Court Rules that Final Board Action Requires a Public Recital that Includes the Key Terms of an Action Item
December 1, 2016
In a recent Illinois Appellate Court decision, the Court held that a public body was in violation of the Open Meetings Act (OMA) where the public body failed to include the key terms in its public recital approving two action items. In Kirk Allen and John Kraft v. the Clark County Park District Board of Commissioners, a park district board acted on two items by stating the following in its public recitals prior to approval: “Approval of the lease rates…entertain a motion” and “…accept the revised covenants.” No written materials were provided to the public prior to the meeting and the Board provided no further explanation to the public regarding the actions. Plaintiffs sued the Board, alleging that the actions did not satisfy Section 2(e) of the OMA, which provides the following:
Final Action shall be preceded by a public recital of the nature of the matter being considered and other information that will inform the public of the business being conducted.
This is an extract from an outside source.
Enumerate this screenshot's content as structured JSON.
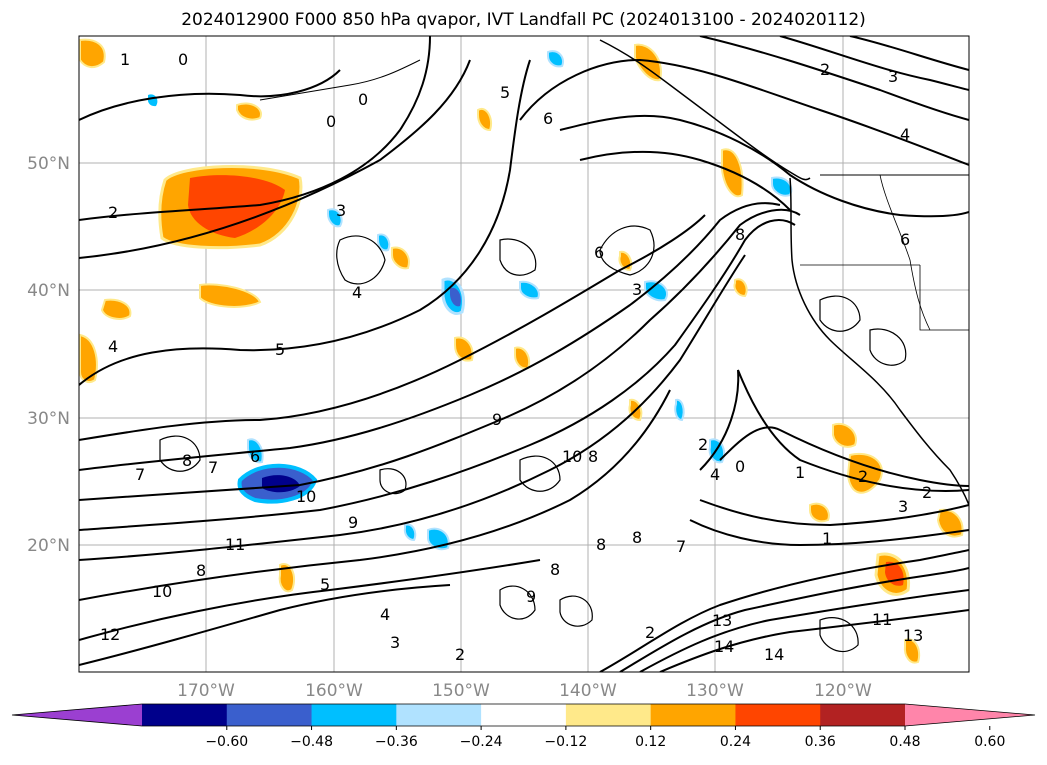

The circuit court found in favor of the Board, but the Appellate Court reversed, finding that the Board’s public recitals were not sufficient and did not comply with Section 2(e) of the OMA. The Court acknowledged that Section 2(e) does not provide how specifically the public body must describe the “nature of the matter.” It further acknowledged its recent decision in Board of Education of Springfield School District No. 186 v. Attorney General of Illinois, (which we analyzed in an alert here), where the same Appellate Court held that the public recital requirement does not require that the public body provide a detailed explanation about the significance or impact of the proposed final action.Under the facts presented in this case, however, the Court held that the Board provided none of the “key terms” of the action items and, therefore, did not comply with the public recital requirements of the OMA. To emphasize its point, the Court raised the following questions:
The public was uninformed of what was being leased. Was it canoes? Was it camping equipment? Was it real property being developed into a housing subdivision? Who knows? Nor did the recital indicate who was leasing the property or for how long or how the Park District was going to be compensated.
In order to reconcile its holding in Springfield School District (a public recital does not require a detailed explanation) with its holding here (a public recital requires the inclusion of key terms), the Court provided the following guidance for public bodies: “The overarching concern is whether the recital sufficiently informed the public of the nature of the matter being considered.”
We should, however, have more guidance soon, as the Illinois Supreme Court has agreed to hear the Springfield School District case. In the meantime, for all actions, public bodies in their public recitals should provide enough information to reasonably inform the public of the action upon which a vote is taken. There is no need at this time, to state every or even the majority of terms contained in a contract or other action prior to voting.